Хайме Астарлоа пожал плечами; его серые глаза смотрели прямо, не моргая.
— Нет, я не знаю, кто это.
Она покачала головой, пристально глядя на него. Ее мысли лихорадочно работали.
— Но вы же прочитали письмо, которое было среди прочих бумаг…
— Какое письмо?
— Самое главное; то, которое Вальеспин написал Нарваэсу. Где упоминалось имя… Вы не отдали его в полицию? Оно по-прежнему у вас?
— Я не видел никакого такого письма, говорю вам!
Адела де Отеро села напротив дона Хайме, глядя на него пристально и недоверчиво. Шрам в уголке рта уже не казался улыбкой; теперь он создавал впечатление напряженной гримасы. Дон Хайме впервые видел ее такой.
— Итак, дон Хайме, давайте рассуждать по порядку… Я пришла к вам сегодня с определенной целью. Среди бумаг Луиса де Аялы было письмо, написанное министром внутренних дел. Там было указано имя агента, доносившего о заговоре Прима… Копию этого письма Луис де Аяла отправил моему другу, когда начинал его шантажировать. Среди прочих бумаг, найденных у Карселеса, его не было. Значит, оно у вас.

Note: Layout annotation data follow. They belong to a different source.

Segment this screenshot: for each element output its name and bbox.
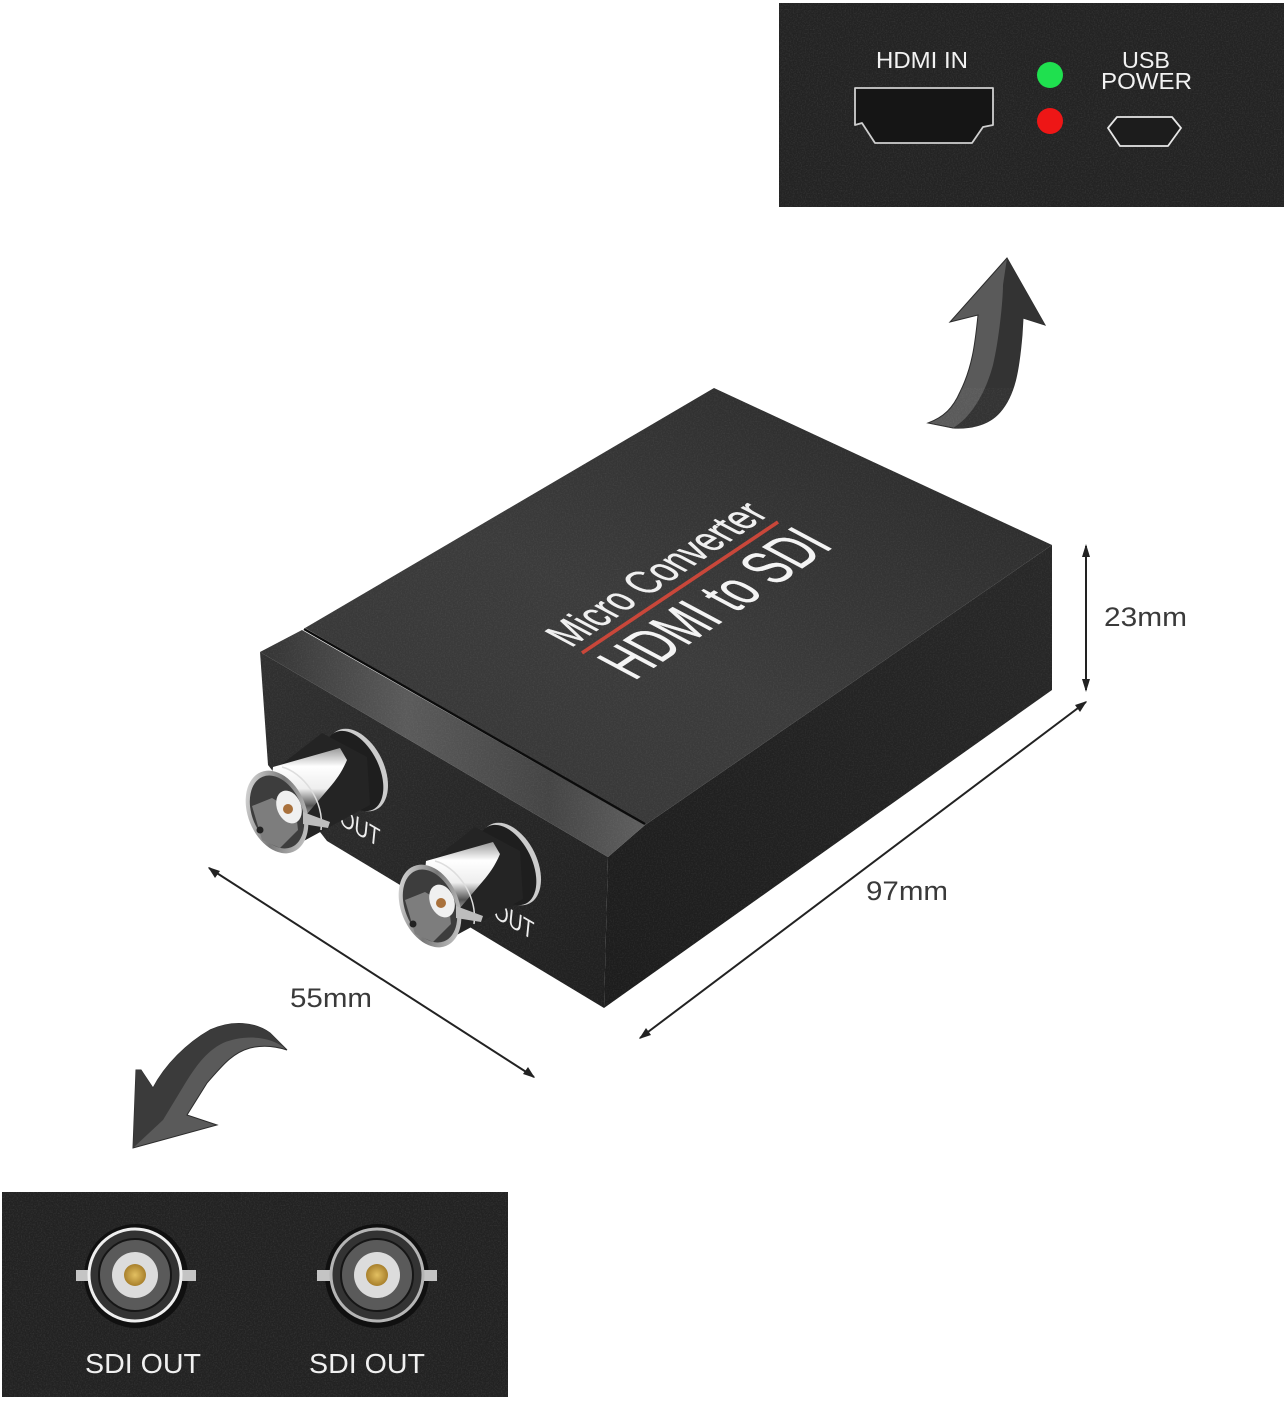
arrow: down to SDI panel (133, 1024, 287, 1148)
label: SDI OUT right: SDI OUT (309, 1348, 425, 1379)
BNC connector 1 (234, 719, 401, 863)
dimension: length 97mm: 97mm (866, 876, 948, 906)
top face (305, 388, 1052, 825)
dimension: width 55mm (208, 867, 535, 1078)
BNC connector 2 (387, 813, 554, 957)
SDI port 1 (76, 1224, 196, 1328)
SDI port 2 (317, 1224, 437, 1328)
product label: Micro Converter: Micro Converter (534, 495, 779, 653)
label: USB POWER: USB (1122, 47, 1170, 73)
product label: HDMI to SDI: HDMI to SDI (581, 518, 847, 688)
red LED (1037, 108, 1063, 134)
panel: SDI outputs end view (2, 1192, 508, 1397)
panel: HDMI and USB power end view (779, 3, 1284, 207)
label: HDMI IN: HDMI IN (876, 47, 968, 73)
converter device (234, 388, 1052, 1008)
dimension: height 23mm: 23mm (1104, 602, 1187, 632)
dimension: length 97mm (639, 701, 1087, 1039)
green LED (1037, 62, 1063, 88)
label: SDI OUT left: SDI OUT (85, 1348, 201, 1379)
arrow: up to HDMI panel (928, 258, 1045, 428)
front lip (260, 630, 645, 857)
micro USB port (1108, 117, 1181, 146)
front face (260, 652, 608, 1008)
HDMI port (855, 88, 993, 143)
label: second OUT: OUT (492, 895, 535, 946)
dimension: width 55mm: 55mm (290, 983, 372, 1013)
dimension: height 23mm (1082, 544, 1187, 692)
right side face (604, 545, 1052, 1008)
label: USB POWER: POWER (1101, 68, 1192, 94)
red rule (582, 522, 778, 653)
label: first OUT: OUT (338, 802, 381, 853)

— Я не видел этого письма. Если бы я прочел его, я немедленно кинулся бы к злодею, который все это затеял, и проткнул бы ему сердце шпагой. И бедняга Карселес остался бы жив. Ведь я хотел одного: чтобы он понял содержание бумаг…
Адела де Отеро махнула рукой, показывая, что Карселес был ей в этот момент совершенно безразличен.
— И он все отлично понял, — сказала она. — Даже не будь этого главного письма, любому, кто хоть немного разбирается в политике последних лет, все стало бы совершенно ясно. Речь шла об одной сделке, связанной с карфагенскими серебряными шахтами. Оно касалось непосредственно моего друга. Кроме того, там были названы лица, за которыми следит полиция, люди высшего света, и среди них — мой друг; но позже в списках задержанных его имя не упоминалось… Одним словом, в письмах было множество намеков, прямо указывающих, кто был поверенным Вальеспина и Нарваэса. Если бы вас хоть сколько-то интересовал окружающий мир, вы бы тут же догадались, в чем тут дело.
Напряженно размышляя, она встала и прошлась по комнате. Несмотря на ужас всей ситуации, ее хладнокровие восхитило дона Хайме. Будучи причастной к убийству трех человек, появившись в его доме невзирая на риск угодить в руки полиции, она спокойно поведала ему леденящую кровь историю, а сейчас как ни в чем не бывало прохаживалась по его кабинету, не обращая внимания на револьвер и шпагу, лежавшие на столе, и думала о каком-то ничтожном письме… Из чего сделано это непостижимое существо по имени Адела де Отеро?